I had no idea that I was on the verge of an emotional breakdown. I’ve grown accustomed to adoption delays. In fact, I was quite proud of my emotional strength this past week. It is starting to look less likely that we will get Amelia in 2010. It is still a possibility, but my mind can’t wrap around how it could work out, given various circumstances. Yet, I hadn’t cried yet. I was feeling strong in my faith, knowing that if 2011 was God’s timing, then we could trust that and rest easy.
That is, until our little family ate lunch at Chick-fil-A. As we cleaned up our mess and prepared to go home, Brad noticed a picture of the Christmas time milkshake, which we devoured last holiday season. Brad exclaimed his amazement that the shake was already for sale, and jokingly exclaimed, “It’s Christmastime!”
Before I knew what had hit me, a wave of immediate tears slammed into me like a Mac truck, and I slumped back into our booth, sobbing. I didn’t know if Amelia would be with us by Christmas. I pulled it together quickly, realizing what a nut-case I looked like in public, only to have it nearly happen again 30 minutes later in Target when we passed racks of baby Christmas pajamas.
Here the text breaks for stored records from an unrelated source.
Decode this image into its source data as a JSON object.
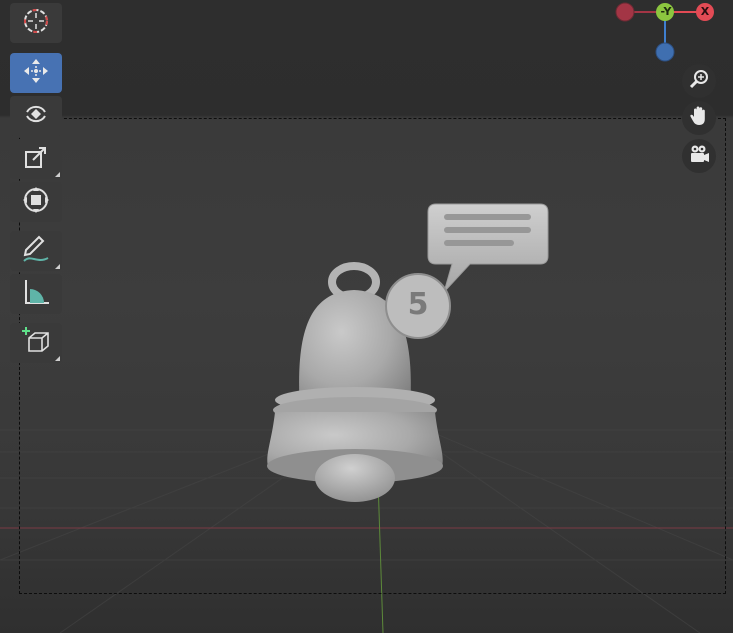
{
  "viewport": {
    "gizmo": {
      "axes": [
        {
          "label": "",
          "color": "#a33545"
        },
        {
          "label": "-Y",
          "color": "#8cc63f"
        },
        {
          "label": "X",
          "color": "#e34b55"
        },
        {
          "label": "",
          "color": "#3f7fcf"
        }
      ]
    },
    "nav_buttons": [
      "zoom-icon",
      "hand-pan-icon",
      "camera-icon"
    ]
  },
  "toolbar": {
    "tools": [
      {
        "name": "cursor-tool",
        "icon": "cursor-icon",
        "active": false
      },
      {
        "name": "move-tool",
        "icon": "move-icon",
        "active": true
      },
      {
        "name": "rotate-tool",
        "icon": "rotate-icon",
        "active": false
      },
      {
        "name": "scale-tool",
        "icon": "scale-icon",
        "active": false
      },
      {
        "name": "transform-tool",
        "icon": "transform-icon",
        "active": false
      },
      {
        "name": "annotate-tool",
        "icon": "annotate-pencil-icon",
        "active": false
      },
      {
        "name": "measure-tool",
        "icon": "measure-ruler-icon",
        "active": false
      },
      {
        "name": "add-cube-tool",
        "icon": "add-cube-icon",
        "active": false
      }
    ],
    "accent_color": "#4772b3"
  },
  "model": {
    "badge_number": "5",
    "object": "bell-notification"
  }
}
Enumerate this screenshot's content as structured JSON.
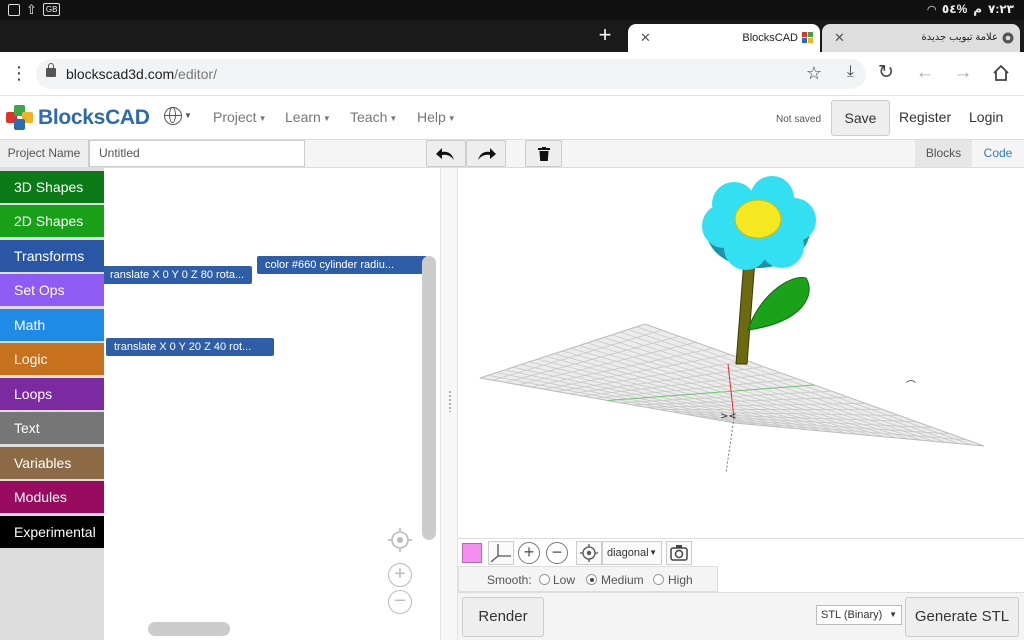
{
  "status_bar": {
    "time": "٧:٢٣",
    "period": "م",
    "battery": "٥٤%",
    "badge": "GB"
  },
  "tabs": [
    {
      "title": "BlocksCAD",
      "active": true
    },
    {
      "title": "علامة تبويب جديدة",
      "active": false
    }
  ],
  "toolbar": {
    "url_host": "blockscad3d.com",
    "url_path": "/editor/"
  },
  "navbar": {
    "logo": "BlocksCAD",
    "menus": [
      "Project",
      "Learn",
      "Teach",
      "Help"
    ],
    "save_status": "Not saved",
    "save": "Save",
    "register": "Register",
    "login": "Login"
  },
  "project": {
    "label": "Project Name",
    "name": "Untitled",
    "views": [
      "Blocks",
      "Code"
    ],
    "active_view": "Blocks"
  },
  "toolbox": [
    {
      "label": "3D Shapes",
      "color": "#0b7a17"
    },
    {
      "label": "2D Shapes",
      "color": "#19a019"
    },
    {
      "label": "Transforms",
      "color": "#2a56a6"
    },
    {
      "label": "Set Ops",
      "color": "#8e5cf3"
    },
    {
      "label": "Math",
      "color": "#1f8be6"
    },
    {
      "label": "Logic",
      "color": "#c7701d"
    },
    {
      "label": "Loops",
      "color": "#7b2aa2"
    },
    {
      "label": "Text",
      "color": "#767676"
    },
    {
      "label": "Variables",
      "color": "#8b6a45"
    },
    {
      "label": "Modules",
      "color": "#980a5d"
    },
    {
      "label": "Experimental",
      "color": "#000000"
    }
  ],
  "blocks": [
    {
      "text": "ranslate X 0 Y 0 Z 80 rota..."
    },
    {
      "text": "color #660 cylinder  radiu..."
    },
    {
      "text": "translate X 0 Y 20 Z 40 rot..."
    }
  ],
  "viewer": {
    "part_color": "#f48ef0",
    "view_mode": "diagonal",
    "smooth_label": "Smooth:",
    "smooth_options": [
      "Low",
      "Medium",
      "High"
    ],
    "smooth_selected": "Medium",
    "render": "Render",
    "export_format": "STL (Binary)",
    "generate": "Generate STL"
  }
}
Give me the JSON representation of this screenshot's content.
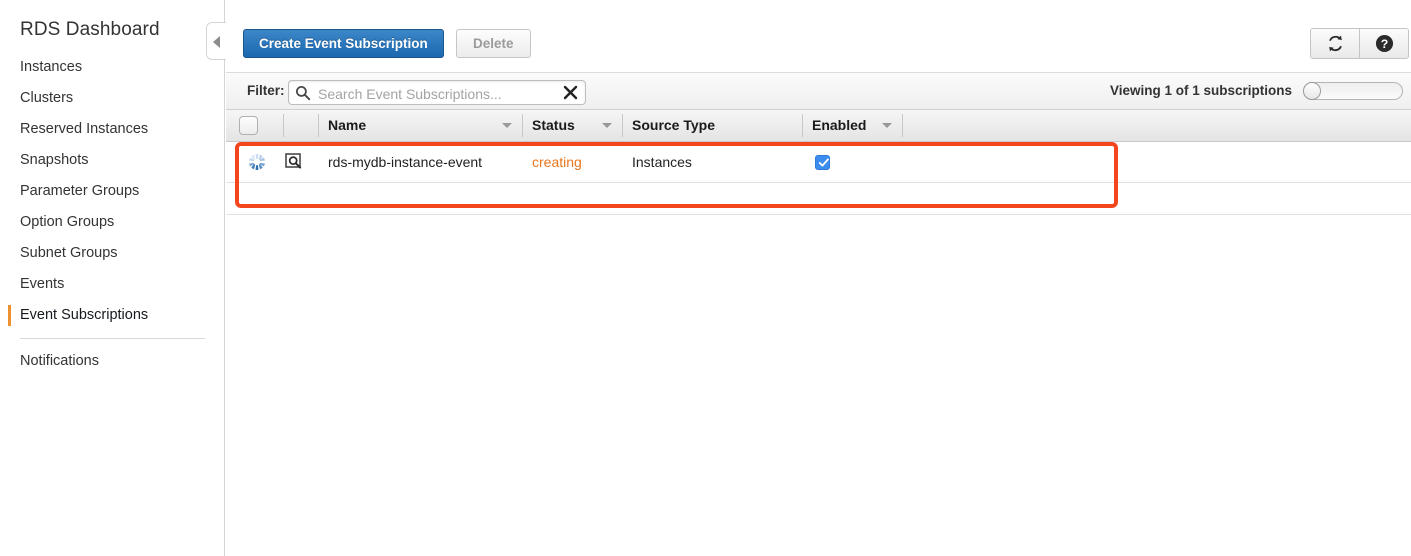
{
  "sidebar": {
    "title": "RDS Dashboard",
    "items": [
      {
        "label": "Instances",
        "active": false
      },
      {
        "label": "Clusters",
        "active": false
      },
      {
        "label": "Reserved Instances",
        "active": false
      },
      {
        "label": "Snapshots",
        "active": false
      },
      {
        "label": "Parameter Groups",
        "active": false
      },
      {
        "label": "Option Groups",
        "active": false
      },
      {
        "label": "Subnet Groups",
        "active": false
      },
      {
        "label": "Events",
        "active": false
      },
      {
        "label": "Event Subscriptions",
        "active": true
      },
      {
        "label": "Notifications",
        "active": false
      }
    ],
    "collapse_icon": "triangle-left-icon",
    "active_marker_color": "#ec912d"
  },
  "toolbar": {
    "create_label": "Create Event Subscription",
    "delete_label": "Delete",
    "refresh_icon": "refresh-icon",
    "help_icon": "help-icon",
    "primary_color": "#1c68b0"
  },
  "filter": {
    "label": "Filter:",
    "placeholder": "Search Event Subscriptions...",
    "value": "",
    "search_icon": "search-icon",
    "clear_icon": "close-icon",
    "viewing_text": "Viewing 1 of 1 subscriptions",
    "slider_value": 0
  },
  "table": {
    "columns": [
      {
        "label": "Name",
        "sortable": true
      },
      {
        "label": "Status",
        "sortable": true
      },
      {
        "label": "Source Type",
        "sortable": false
      },
      {
        "label": "Enabled",
        "sortable": true
      }
    ],
    "rows": [
      {
        "state_icon": "loading-spinner-icon",
        "detail_icon": "magnifier-box-icon",
        "name": "rds-mydb-instance-event",
        "status": "creating",
        "status_color": "#e8761e",
        "source_type": "Instances",
        "enabled": true
      }
    ]
  },
  "annotation": {
    "highlight_color": "#f4461e"
  }
}
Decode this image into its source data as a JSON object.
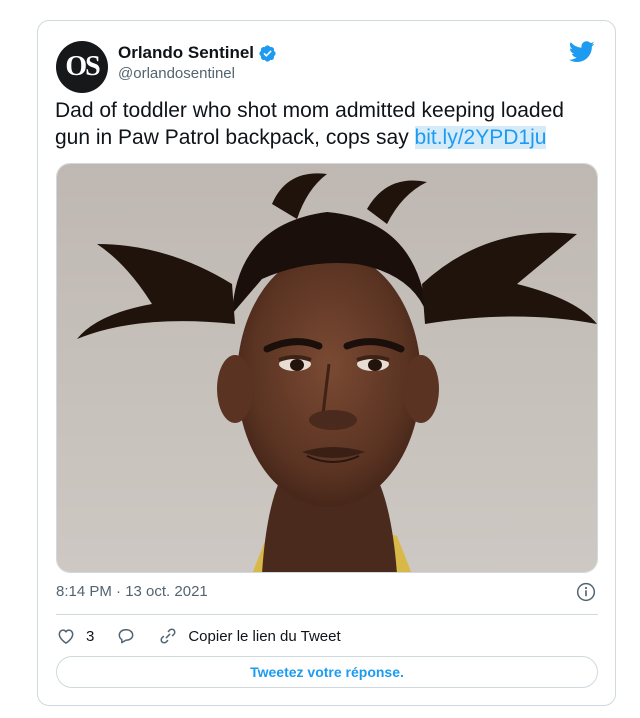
{
  "account": {
    "avatar_text": "OS",
    "display_name": "Orlando Sentinel",
    "handle": "@orlandosentinel",
    "verified": true
  },
  "tweet": {
    "text": "Dad of toddler who shot mom admitted keeping loaded gun in Paw Patrol backpack, cops say ",
    "link": "bit.ly/2YPD1ju",
    "timestamp": "8:14 PM · 13 oct. 2021"
  },
  "actions": {
    "like_count": "3",
    "copy_link_label": "Copier le lien du Tweet"
  },
  "reply_button_label": "Tweetez votre réponse.",
  "icons": [
    "twitter-bird-icon",
    "verified-icon",
    "info-icon",
    "heart-icon",
    "reply-bubble-icon",
    "link-icon"
  ],
  "colors": {
    "accent": "#1d9bf0",
    "border": "#cfd9de",
    "secondary_text": "#536471",
    "link_highlight": "#d6ebfa"
  }
}
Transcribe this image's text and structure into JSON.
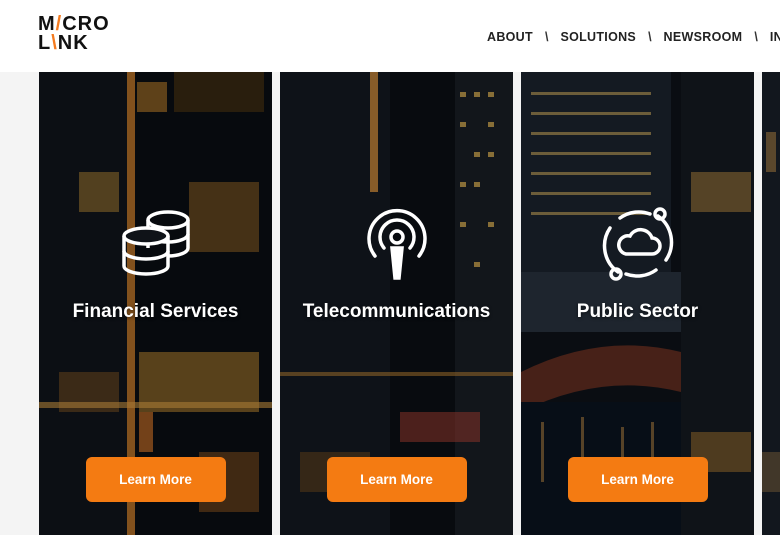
{
  "brand": {
    "line1_a": "M",
    "line1_b": "CRO",
    "line2_a": "L",
    "line2_b": "NK",
    "accent": "#f47b20"
  },
  "nav": {
    "items": [
      "ABOUT",
      "SOLUTIONS",
      "NEWSROOM",
      "INVE"
    ],
    "separator": "\\"
  },
  "cards": [
    {
      "title": "Financial Services",
      "button": "Learn More",
      "icon": "database-icon"
    },
    {
      "title": "Telecommunications",
      "button": "Learn More",
      "icon": "podcast-icon"
    },
    {
      "title": "Public Sector",
      "button": "Learn More",
      "icon": "cloud-network-icon"
    },
    {
      "title": "",
      "button": "",
      "icon": ""
    }
  ],
  "colors": {
    "button": "#f47b12",
    "header_bg": "#ffffff",
    "card_bg": "#0d1116"
  }
}
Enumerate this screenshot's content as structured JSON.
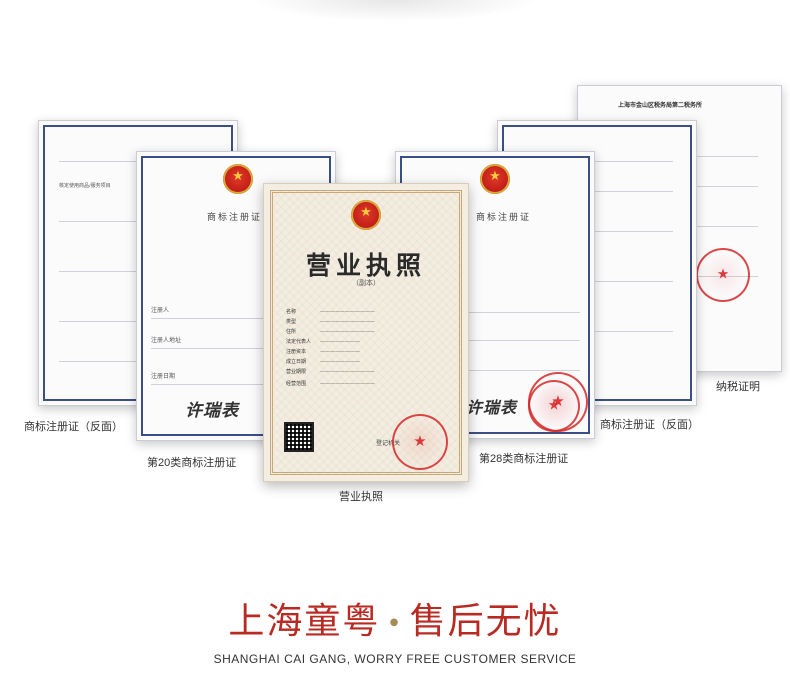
{
  "certificates": {
    "far_left": {
      "caption": "商标注册证（反面）",
      "header_line": "核定使用商品/服务项目"
    },
    "left": {
      "caption": "第20类商标注册证",
      "title": "商标注册证",
      "fields": [
        "注册人",
        "注册人地址",
        "注册日期"
      ],
      "signature": "许瑞表"
    },
    "center": {
      "caption": "营业执照",
      "title": "营业执照",
      "subtitle": "（副本）",
      "fields": [
        "名称",
        "类型",
        "住所",
        "法定代表人",
        "注册资本",
        "成立日期",
        "营业期限",
        "经营范围"
      ],
      "authority": "登记机关"
    },
    "right": {
      "caption": "第28类商标注册证",
      "title": "商标注册证",
      "signature": "许瑞表"
    },
    "far_right_back": {
      "caption": "商标注册证（反面）"
    },
    "tax": {
      "caption": "纳税证明",
      "header": "上海市金山区税务局第二税务所"
    }
  },
  "footer": {
    "slogan_left": "上海童粤",
    "slogan_dot": "•",
    "slogan_right": "售后无忧",
    "subtitle": "SHANGHAI CAI GANG, WORRY FREE CUSTOMER SERVICE"
  },
  "colors": {
    "accent": "#b92a22",
    "frame_blue": "#3b4f86",
    "license_paper": "#f3ede2"
  }
}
I’m still praying with all of my heart that we get our baby girl before year end… but even more than that, I am praying that God do exactly His will, even if His will is more painful waiting. We know that His will is loving, and that our sufferings are meant to STRENGTHEN our faith and teach us to hope AGAINST circumstantial evidence. God is mighty, and He is love. He CAN bring Amelia home at the perfect time, and He WILL, because it is His desire.